ATRF Posts its 2018 Judicial Hellholes Report
Since 2002, the American Tort Reform Foundation’s (ATRF) Judicial Hellholes® program has identified and documented places where judges in civil cases systematically apply laws and court procedures in an unfair and unbalanced manner, generally to the disadvantage of defendants. More recently, as the lawsuit industry has aggressively lobbied for legislative and regulatory expansions of liability, as well, the Judicial Hellholes report has evolved to include such law- and rule-making activity, much of which can affect the fairness of any given jurisdiction’s civil justice climate as readily as judicial actions.
ATRF has now published its 2018 edition of Judicial Hellholes, listing nine venues that are hostile to defendants, and identifying seven courts that bear watching because they may be moving closer to or further away from a designation as a Judicial Hellhole.
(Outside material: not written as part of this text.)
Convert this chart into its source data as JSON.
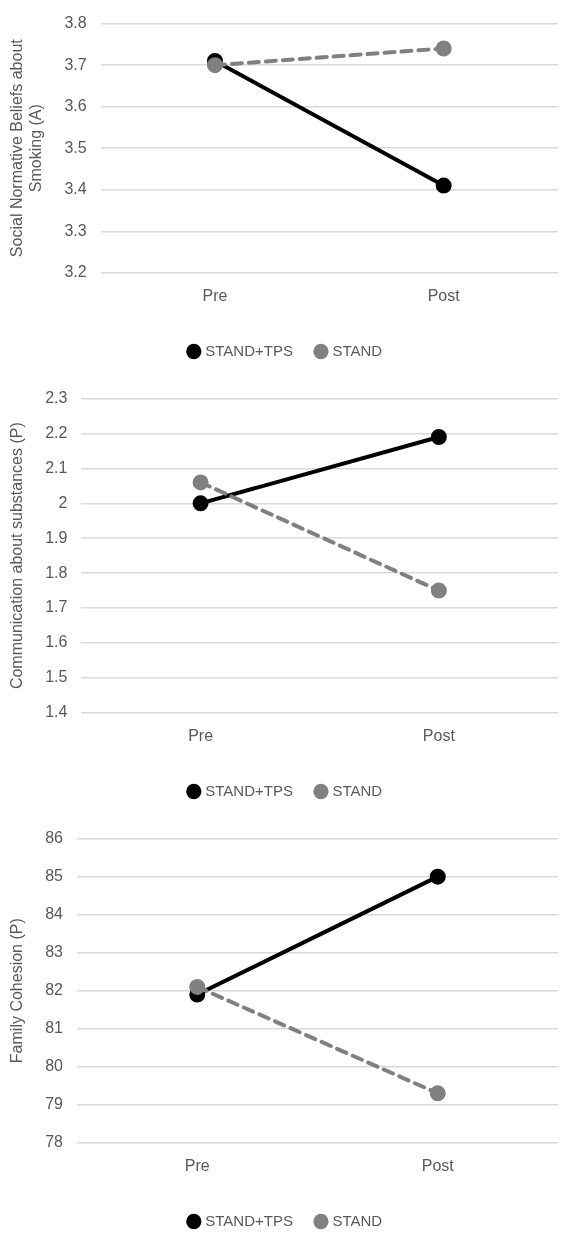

Two Texas judgments were singled out for dishonorable mention: a Dallas County judgment for $242.1 million in damages to a couple whose children were injured in a car accident, and a $740 million Bexar County judgment arising out of a theft of trade secrets case, which is touted as the largest adverse judgment in the nation in 2018.
The ATRF is a District of Columbia nonprofit corporation, founded in 1997. The primary purpose of the Foundation is to educate the general public about how the American civil justice system operates; the role of tort law in the civil justice system; and the impact of tort law on the private, public and business sectors of society.